# can anyone solve this for me? (look inside)

• 03-02-2009
johnsonswww
can anyone solve this for me? (look inside)
Ok i ve read so much stuff about shortest path algorithms but i cant solve this problem.

Lets say we have a node 0(0,0) and another node M(A,B)

We also have other nodes between them all are like N1[x1,y1], N2[x2,y2] etc...

Also we do know that 1<=x<=A

What we want to do is find the shortest distance we have to do in order to go from 0(0,0) to M(A,B) and then from M(A,B) come back to 0(0,0) by visitting all the nodes that are between 0(0,0) and M(A,B) only ONE time.

Please dont tell me "go read dijkstra algorithm, prim, floyd etc" cause you just cant solve this by just following the steps of those algorithms, its dynamic programming, in which im not good at all, and i need this to be solved for my C class, i thought about it for like 20 hours but couldnt find any way out.
• 03-02-2009
QuantumPete
Of course we'll tell you to "go read dijkstra algorithm, prim, floyd etc", because that is still how to solve this problem.
And yes, as you've rightly pointed out, this is dynamic programming, where the problem is split into subproblems that need to be solved one after the other.
So the first part is trivial. Find the shortest path between A and B. Plenty of algorithms for that. Then comes the tricky part, you'll need to remember which nodes you've visited already, and remove them from your list of available nodes.
Then run the shortest path algorithm again over the remaining set to get back from B to A.
Unless I'm missing something?

QuantumPete
• 03-02-2009
johnsonswww
i dont want to find the shortest distance between A,B but the shortest distance between 0(0,0) and M(A,B) which have some other nodes between them.
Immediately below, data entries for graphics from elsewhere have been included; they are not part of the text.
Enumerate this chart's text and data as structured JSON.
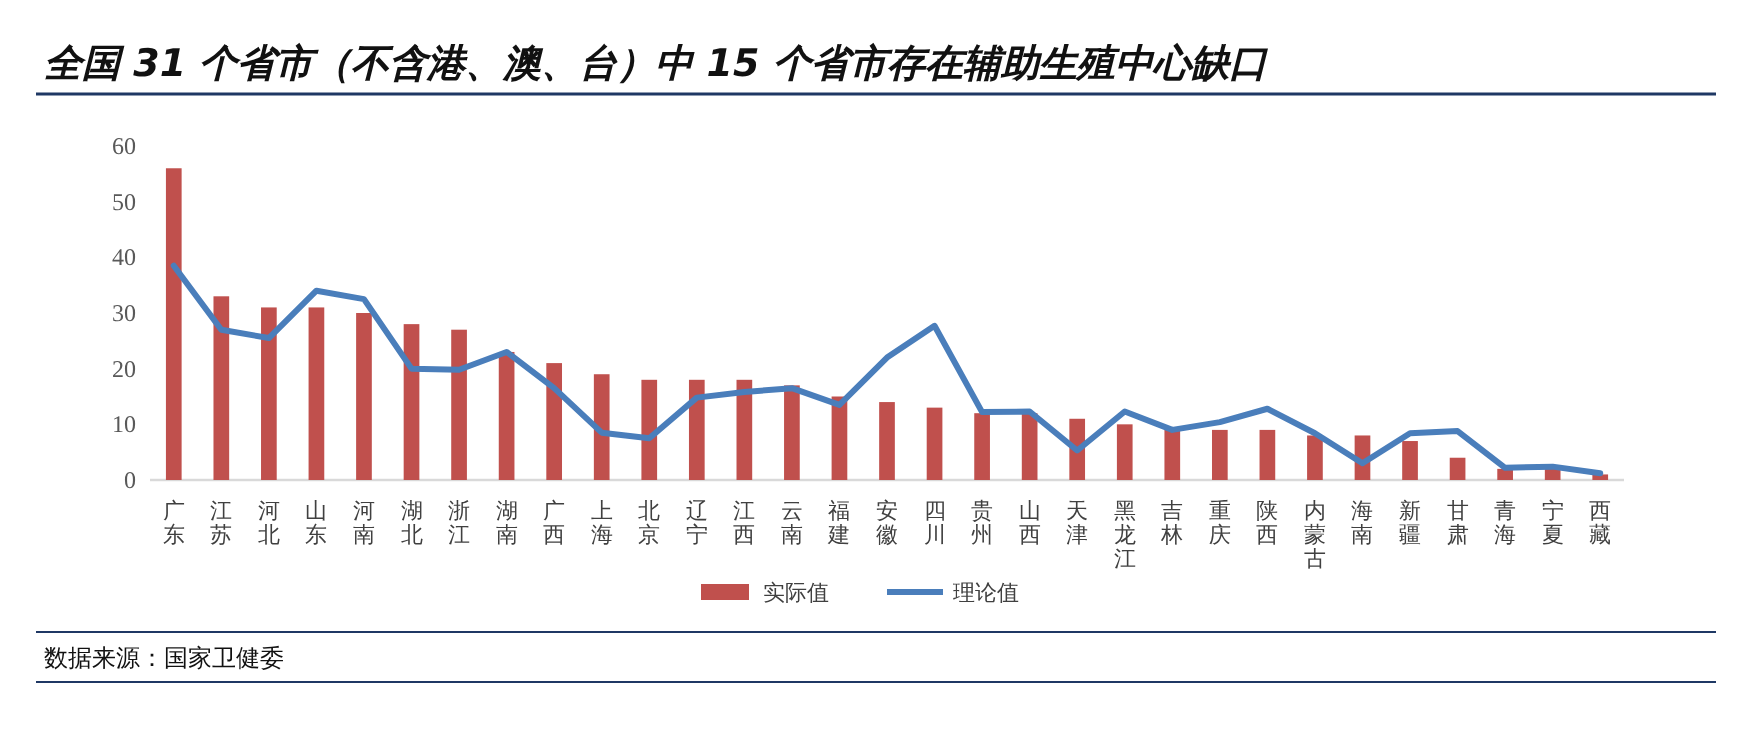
{
  "chart_data": {
    "type": "bar",
    "title": "全国 31 个省市（不含港、澳、台）中 15 个省市存在辅助生殖中心缺口",
    "categories": [
      "广东",
      "江苏",
      "河北",
      "山东",
      "河南",
      "湖北",
      "浙江",
      "湖南",
      "广西",
      "上海",
      "北京",
      "辽宁",
      "江西",
      "云南",
      "福建",
      "安徽",
      "四川",
      "贵州",
      "山西",
      "天津",
      "黑龙江",
      "吉林",
      "重庆",
      "陕西",
      "内蒙古",
      "海南",
      "新疆",
      "甘肃",
      "青海",
      "宁夏",
      "西藏"
    ],
    "series": [
      {
        "name": "实际值",
        "color": "#c0504d",
        "values": [
          56,
          33,
          31,
          31,
          30,
          28,
          27,
          23,
          21,
          19,
          18,
          18,
          18,
          17,
          15,
          14,
          13,
          12,
          12,
          11,
          10,
          9,
          9,
          9,
          8,
          8,
          7,
          4,
          2,
          2,
          1
        ]
      },
      {
        "name": "理论值",
        "type": "line",
        "color": "#4a7ebb",
        "values": [
          38.5,
          27,
          25.5,
          34,
          32.5,
          20,
          19.8,
          23,
          16.5,
          8.5,
          7.5,
          14.8,
          15.8,
          16.5,
          13.5,
          22,
          27.7,
          12.2,
          12.3,
          5.3,
          12.3,
          9,
          10.4,
          12.8,
          8.4,
          3,
          8.4,
          8.8,
          2.2,
          2.4,
          1.2
        ]
      }
    ],
    "ylim": [
      0,
      60
    ],
    "yticks": [
      0,
      10,
      20,
      30,
      40,
      50,
      60
    ],
    "legend": "bottom",
    "annotations": [
      "数据来源：国家卫健委"
    ]
  }
}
So what i want to do is find the shortest distance in order to go from 0 to M and then M to 0 using all nodes between them only one time.

But how would i do that with dijkstra algorithm? It has to do with graphs, my problem has nothing to do with graphs.
• 03-02-2009
MK27
You can only pass through a node once and you have to pass thru all of them, right?

That means there is a finite number of paths, so it's easy. Start at the first point, then compute ALL possible paths (this will be a tree, conceptually, in terms of coding a couple of functions in a loop). Guess what happens after that...
• 03-02-2009
EVOEx

There's one nifty trick where anybody can do dynamic programming. First, I had quite some trouble grasping the idea. Simply because the resources I read failed to explain it properly. I've seen resources that do explain it properly - that was were I started to understand - but I don't remember them.

A trick that nearly always works properly (I've used this in programming contests all the time), is to code it recursively. No tricks, first, just let it be calculated recursively. For instance (even though it's a bad example, but easy to grasp):
Code:

int fac(int n)
{
if(n == 1)
return 1;
return fac(n-1)*n;
}

No tricks, and no dynamic programming. Yet. But this was the toughest part of writing it dynamically. Now all we need is an array and initialise it will -1. Then we need a way to map the parameters to an index in this array. This is easy here, since we have only one integer we can use it as an index directly.
The modification we need is: look up the item in the array that is unique for this set of arguments. If the value is -1 (sometimes you'll need to use another value, like INT_MAX), then calculate it and set it to the result. If not, then return the result we already calculated. For instance:
Code:

int cache[100]; /* We'll need to initialise all items to -1 */
int fac(int n)
{
int *res = &cache[n];
if(*res != -1)
return *res;

if(n == 1)
return *res = 1;
return *res = fac(n-1)*n;
}

There. That's all we need. We have solved it using dynamic programming.

This is not a fast method. But it's definitely an easy way to implement it. And in programming contests, it was nearly always fast enough. Exceptions are when there are too many recursions after each other (that is, n will call n-1, which calls n-2, which calls n-3, etc). In that case, the level of recursion may be too deep for the stack size or the overhead of function calling may be too high.

That's all you'll really need for dynamic programming. Once you understand this, you can understand what DP is about and get on with the non-recursive DP algorithms.
• 03-02-2009
johnsonswww
@ MK27 thats why im not looking the brute force method, it will take ages if the nodes would be for example 10000 or something

im looking the other way,dynamic programming.
• 03-02-2009
EVOEx
Oh I just read what you actually wanted... If I understand it correctly, you're looking at the travelling salesman problem. There is no "good" algorithm for this, and it's probably even impossible. So, I think you will need to go with brute forcing.
• 03-02-2009
johnsonswww
hm

Lets suppose we know that when we go from 0(0,0) to M(A,B) we go from smallest X to bigger ones, but when we return from M to 0 we go from biggest X to smaller ones? Could we then solve it without brute force?
• 03-02-2009
MK27
Quote:

Originally Posted by EVOEx
So, I think you will need to go with brute forcing.

The "wiseass brute" method includes keeping track of a "shortest path so far" and forgetting any path which exceeds this.

You would make it even more wiseass by using the dijkstra algorithm to choose the order the paths are computed, so you are more likely to do the shortest ones first and eliminate the more ridiculous ones.
• 03-02-2009